Roanoke Times Copyright (c) 1995, Landmark Communications, Inc. DATE: SATURDAY, August 14, 1993 TAG: 9308140030 SECTION: EXTRA PAGE: B10 EDITION: METRO SOURCE: Reviewed by MARY ANN JOHNSON DATELINE: LENGTH: Short
Designer clothes, expensive perfumes, fine furs - such is the merchandize of Tarkington's, a Fifth Avenue department store established by an ex-con whose smooth style, acquired taste and shady cellmate carry him to international stature. He dies in a mysterious manner and, with this, Stephen Birmingham, author of "The Aurbach Will," begins his tale of glamour and intrigue.
A biographer is hired to write the true story of Si Tarkington, and revelations are made through his interviews with Si's ambitious daughter, his disinherited son, his beautiful but plastic wife, his young and too earnest mistress, the unexplained gray-haired woman in a brownstone, his spunky but forgotten mother in a Florida nursing home, his neurotic sister and the gay store manager who knows too much.

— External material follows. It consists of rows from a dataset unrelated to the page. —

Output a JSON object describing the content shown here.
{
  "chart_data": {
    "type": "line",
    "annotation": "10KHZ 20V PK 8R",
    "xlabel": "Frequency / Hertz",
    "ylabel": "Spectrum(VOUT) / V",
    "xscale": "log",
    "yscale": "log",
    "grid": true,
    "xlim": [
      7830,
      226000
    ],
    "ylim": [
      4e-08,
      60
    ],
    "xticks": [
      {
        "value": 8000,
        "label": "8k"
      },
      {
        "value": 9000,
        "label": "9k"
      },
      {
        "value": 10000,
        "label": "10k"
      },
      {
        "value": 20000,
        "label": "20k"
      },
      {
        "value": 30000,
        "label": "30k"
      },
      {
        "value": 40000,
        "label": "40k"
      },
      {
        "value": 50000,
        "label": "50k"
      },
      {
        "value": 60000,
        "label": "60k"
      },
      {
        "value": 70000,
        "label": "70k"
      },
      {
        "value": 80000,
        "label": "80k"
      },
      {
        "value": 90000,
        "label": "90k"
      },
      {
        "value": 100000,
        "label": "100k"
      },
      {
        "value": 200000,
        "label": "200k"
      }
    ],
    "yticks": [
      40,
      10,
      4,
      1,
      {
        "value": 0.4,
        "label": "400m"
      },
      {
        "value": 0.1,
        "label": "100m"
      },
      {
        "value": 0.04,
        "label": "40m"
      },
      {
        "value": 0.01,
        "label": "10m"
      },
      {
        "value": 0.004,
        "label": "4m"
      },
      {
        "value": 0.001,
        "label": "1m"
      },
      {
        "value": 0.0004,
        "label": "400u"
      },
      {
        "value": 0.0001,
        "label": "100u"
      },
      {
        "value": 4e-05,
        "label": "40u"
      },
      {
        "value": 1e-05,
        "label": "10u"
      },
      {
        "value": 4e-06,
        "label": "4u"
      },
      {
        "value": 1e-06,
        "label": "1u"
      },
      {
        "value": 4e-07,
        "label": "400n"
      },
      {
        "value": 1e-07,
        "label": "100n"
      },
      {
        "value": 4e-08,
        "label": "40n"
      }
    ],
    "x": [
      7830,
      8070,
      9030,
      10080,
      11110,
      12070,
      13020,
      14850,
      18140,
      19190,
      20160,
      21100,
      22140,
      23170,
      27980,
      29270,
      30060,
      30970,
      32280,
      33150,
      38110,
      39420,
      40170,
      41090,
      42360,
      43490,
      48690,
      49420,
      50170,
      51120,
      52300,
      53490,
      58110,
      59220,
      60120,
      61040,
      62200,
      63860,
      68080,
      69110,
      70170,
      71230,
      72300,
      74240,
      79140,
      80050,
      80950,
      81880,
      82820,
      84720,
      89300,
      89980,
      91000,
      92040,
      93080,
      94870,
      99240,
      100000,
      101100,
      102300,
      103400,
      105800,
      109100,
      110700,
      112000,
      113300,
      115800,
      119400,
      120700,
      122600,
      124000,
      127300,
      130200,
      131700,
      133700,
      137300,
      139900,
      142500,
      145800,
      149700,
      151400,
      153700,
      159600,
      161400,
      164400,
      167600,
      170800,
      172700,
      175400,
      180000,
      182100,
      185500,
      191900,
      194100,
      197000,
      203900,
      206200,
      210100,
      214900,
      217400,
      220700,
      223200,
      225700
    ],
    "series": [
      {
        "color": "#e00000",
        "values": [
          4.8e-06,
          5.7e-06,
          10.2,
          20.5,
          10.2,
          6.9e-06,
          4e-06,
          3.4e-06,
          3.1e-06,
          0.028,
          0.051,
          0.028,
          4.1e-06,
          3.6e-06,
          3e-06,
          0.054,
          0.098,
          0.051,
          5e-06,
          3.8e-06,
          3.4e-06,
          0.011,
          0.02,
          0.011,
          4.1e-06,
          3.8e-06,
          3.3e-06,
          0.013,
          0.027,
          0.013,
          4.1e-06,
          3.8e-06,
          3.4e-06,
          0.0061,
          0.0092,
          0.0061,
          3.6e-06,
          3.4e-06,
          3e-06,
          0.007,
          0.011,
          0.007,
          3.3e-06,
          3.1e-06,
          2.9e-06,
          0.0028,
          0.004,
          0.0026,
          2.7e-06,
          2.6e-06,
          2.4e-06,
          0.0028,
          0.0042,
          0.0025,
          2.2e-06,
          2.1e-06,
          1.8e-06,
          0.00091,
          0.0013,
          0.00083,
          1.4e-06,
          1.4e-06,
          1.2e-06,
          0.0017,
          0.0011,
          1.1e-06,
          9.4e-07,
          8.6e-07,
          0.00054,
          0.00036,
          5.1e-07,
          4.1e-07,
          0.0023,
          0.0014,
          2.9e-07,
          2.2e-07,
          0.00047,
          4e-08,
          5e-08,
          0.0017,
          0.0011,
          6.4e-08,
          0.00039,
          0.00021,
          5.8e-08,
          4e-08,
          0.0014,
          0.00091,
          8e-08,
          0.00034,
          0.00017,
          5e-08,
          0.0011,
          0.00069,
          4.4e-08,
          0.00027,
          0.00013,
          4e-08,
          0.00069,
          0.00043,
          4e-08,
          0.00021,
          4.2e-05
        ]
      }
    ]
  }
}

Birmingham's own short career in retailing gave him the incentive and material to write about "the perfumed jungle of department and speciality stores." Authenticity of scene is masked by the scent of artificiality which clings to the other elements of the novel.
Editing, both for unnecessary droning and for the consistent misuse of the pronoun "I" might have taken this book above the mezzanine level.
\ Mary Ann Johnson teaches at Roanoke College.